April 21, 2024

Scientists have developed a forensic spray that uses a protein found in jellyfish that shows fingerprints within 10 seconds.

They say the dye spray can make forensic investigations faster and more efficient. It is also water-soluble and has low toxicity: traditional forensic methods use either toxic powders that can harm DNA evidence or petrochemical solvents that are bad for the environment, the sale of which is increasingly restricted.

The dyes in the spray are based on a fluorescent protein found in jellyfish called green fluorescent protein (GFP), which previously revolutionized scientists’ ability to visualize biological processes in cells and animals. The dyes are biologically compatible and do not interfere with subsequent DNA analysis of the fingerprints.

“This system is safer, more sustainable and works faster than existing technologies, and can even be used on fingerprints that are a week old,” said Prof Tony James, a chemist at the University of Bath and a co-author of the research.

The team created two different dyes, called LFP-Yellow and LFP-Red, that bind to chemicals found in sweat and oils in the skin. This locks the dye molecules in place and they emit a fluorescent glow that can be seen under blue light.

“Having two different colors available means that the spray can be used on different colored surfaces. We hope to produce more colors in the future,” said James.

The fine spray prevents splashes that can damage prints, is less messy than a powder and works quickly even on rough surfaces where it is more difficult to capture fingerprints, such as brick.

A forensic police officer dusts a door for fingerprints after a burglary at an apartment. The spray, which uses the jellyfish proteins, is said to ‘work faster than existing technologies’. Photo: Graham Turner/The Guardian

Fingerprints still account for more identification than DNA evidence in cases where the suspect is unknown, and the technology is fast and cheap compared to DNA profiling. However, governments are increasingly restricting the use of solvents used in fingerprint detection methods, including per- and polyfluoroalkyl substances (PFAS), sometimes known as “forever chemicals”.

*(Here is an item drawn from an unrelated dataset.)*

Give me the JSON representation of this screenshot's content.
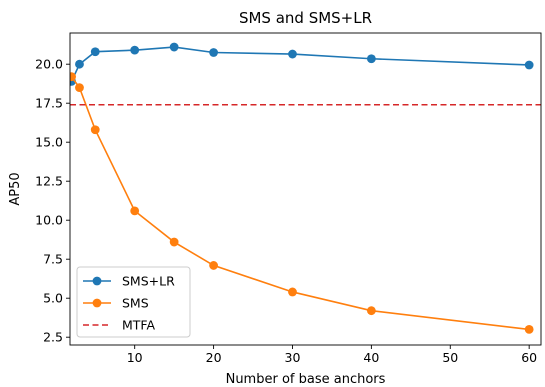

The GFP protein is produced naturally in the North American jellyfish Aequorea victoria (sometimes called the crystal jellyfish), and emits a green glow when it absorbs blue light. Scientists are not sure what purpose the fluorescence serves for the jellyfish, but one possibility is that it helps scare away predators.

The protein is already widely used in biological research because the GFP gene can be used as a harmless glow-in-the-dark marker to detect activity in cells in laboratory dishes or inside living creatures. Flatworms, tadpoles and zebrafish have all been reprogrammed with the GFP gene.

Prof. Chusen Huang, from Shanghai Normal University in China and the lead investigator of the project, said: “We hope this technology can really improve the detection of evidence at crime scenes.”

The team is now working with companies and hopes to make the forensic dyes commercially available. Their study was published in the Journal of the American Chemical Society.